红磷/碳复合材料的制备及电化学性能研究

对比研究了不同制备方法、电解液组成和碳结构对红磷/碳复合材料电化学性能的影响。利用球磨法制备了红磷/活性炭(AC)复合材料, 其较差的首次库伦效率和循环容量表明活性物质红磷没有得到有效利用。对多种电解液进行了优选, 得到最优电解液为1 mol/L LiPF₆的EC/EMC/DMC (1: 1: 1 V/V)酯类电解液。通过气相沉积法制备了红磷/导电碳黑(BP2000)和红磷/活性炭两种复合材料。利用热重分析(TGA)、X射线衍射分析(XRD)、扫描电子显微镜(SEM)、BET比表面分析和循环伏安法(CV)对上述复合材料的形貌、结构和电化学性能进行了研究。结果表明: 含磷量为45%的红磷/活性炭复合材料充放电平台分别为1.0 V和0.75 V, 具有良好的可逆性。首次放电比容量和充电比容量分别为1500和1200 mAh/g, 库伦效率为82.5%。随后循环中库伦效率超过了97.5%。其1200 mAh/g的循环容量对应于2.8个电子的可逆反应。以第二次的稳定放电容量计算, 50次循环后容量保持率为75.0%。该复合材料较高的循环容量和良好的循环稳定性受益于无定形的活性物质红磷在活性炭导电基底孔结构中, 特别是微孔中的均匀分布。

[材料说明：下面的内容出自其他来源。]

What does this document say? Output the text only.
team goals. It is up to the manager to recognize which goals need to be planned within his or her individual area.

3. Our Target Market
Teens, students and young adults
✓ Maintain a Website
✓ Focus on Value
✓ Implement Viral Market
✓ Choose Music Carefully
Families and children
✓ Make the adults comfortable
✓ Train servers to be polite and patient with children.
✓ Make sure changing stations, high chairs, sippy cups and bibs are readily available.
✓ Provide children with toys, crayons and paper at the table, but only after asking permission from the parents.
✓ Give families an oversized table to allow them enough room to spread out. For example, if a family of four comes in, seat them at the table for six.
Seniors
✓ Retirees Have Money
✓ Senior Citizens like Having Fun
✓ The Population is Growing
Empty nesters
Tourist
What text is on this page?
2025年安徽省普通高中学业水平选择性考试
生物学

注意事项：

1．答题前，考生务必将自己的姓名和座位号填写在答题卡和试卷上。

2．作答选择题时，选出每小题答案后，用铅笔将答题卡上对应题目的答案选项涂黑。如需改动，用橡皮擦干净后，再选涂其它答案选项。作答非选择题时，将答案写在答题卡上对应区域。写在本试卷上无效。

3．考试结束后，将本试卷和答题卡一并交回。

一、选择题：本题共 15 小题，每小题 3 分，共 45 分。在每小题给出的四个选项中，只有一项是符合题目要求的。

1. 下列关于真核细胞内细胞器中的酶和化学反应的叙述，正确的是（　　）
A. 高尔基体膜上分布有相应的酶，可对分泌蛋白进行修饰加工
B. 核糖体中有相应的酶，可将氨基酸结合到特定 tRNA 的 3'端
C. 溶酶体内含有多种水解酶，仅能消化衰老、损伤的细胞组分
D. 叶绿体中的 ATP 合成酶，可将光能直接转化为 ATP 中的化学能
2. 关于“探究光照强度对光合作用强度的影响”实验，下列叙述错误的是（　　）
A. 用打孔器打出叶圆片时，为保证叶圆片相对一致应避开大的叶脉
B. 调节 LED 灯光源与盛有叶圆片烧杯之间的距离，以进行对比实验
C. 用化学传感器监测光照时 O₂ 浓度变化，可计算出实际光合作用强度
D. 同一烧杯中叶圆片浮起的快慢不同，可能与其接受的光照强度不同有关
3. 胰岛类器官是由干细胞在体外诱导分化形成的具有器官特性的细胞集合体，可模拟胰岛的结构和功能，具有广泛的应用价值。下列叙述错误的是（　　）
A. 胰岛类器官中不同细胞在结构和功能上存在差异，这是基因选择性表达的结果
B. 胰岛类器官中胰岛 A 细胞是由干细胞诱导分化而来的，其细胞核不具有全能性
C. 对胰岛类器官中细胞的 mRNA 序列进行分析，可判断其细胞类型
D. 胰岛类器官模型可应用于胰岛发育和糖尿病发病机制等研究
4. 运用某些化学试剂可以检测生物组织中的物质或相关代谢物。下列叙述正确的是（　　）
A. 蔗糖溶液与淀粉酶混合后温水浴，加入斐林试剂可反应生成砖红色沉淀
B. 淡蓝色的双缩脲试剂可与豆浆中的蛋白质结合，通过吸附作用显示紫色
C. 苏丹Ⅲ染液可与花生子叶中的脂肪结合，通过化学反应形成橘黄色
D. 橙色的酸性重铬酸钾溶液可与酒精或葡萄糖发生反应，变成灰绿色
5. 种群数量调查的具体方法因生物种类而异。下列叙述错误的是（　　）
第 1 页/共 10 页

Synthesis and Electrochemical Performance of Red Phosphorus/Carbon Composites

Effect of different fabrication methods, composition of electrolytes and various carbon substrates on the electrochemical performance of red phosphorus/carbon composites were studied. The red phosphorus (red P)/active carbon (AC) composites synthesized via ball milling method exhibited a low coulombic efficiency and cyclic capacity in the initial cycle, meaning poor utilization ratio of red P. It was found that the optimal electrolyte was 1 mol/L LiPF₆ in an ethyl carbonate (EC)/ethyl methyl carbonate (EMC)/dimethyl carbonate (DMC) mixed solvent. Red P/conductive carbon black (BP2000) and red P/AC composites were synthesized by a vapor deposition method. The morphology, structure and electrochemical performance of the as-prepared composites were characterized by thermal gravity analysis (TGA), X-ray diffraction (XRD), scanning electron microscope (SEM), BET surface analysis and cyclic voltammetry (CV). Electrochemical results reveal that the red P/AC composite (45%P) has a good reversibility with charge/discharge potential plateau at 1.0 V and 0.75 V. The initial discharge/charge special capacity is 1500 and 1200 mAh/g (calculated based on the weight of composites), respectively, showing initial coulombic efficiency of 82.5%. In the subsequent cycles the coulombic efficiency is over 97.5%. The stable cyclic capacity is related to 2.8-electron reaction. Relying on the stable discharge capacity in the second cycle, the capacity retention is calculated to be 75.0% after 50 cycles. The as-prepared red P/AC composites exhibit high cyclic capacity and good cyclic stability, which can be attributed to the uniform dispersion of amorphous red P in the porous structure of AC substrate, especially in the micropores.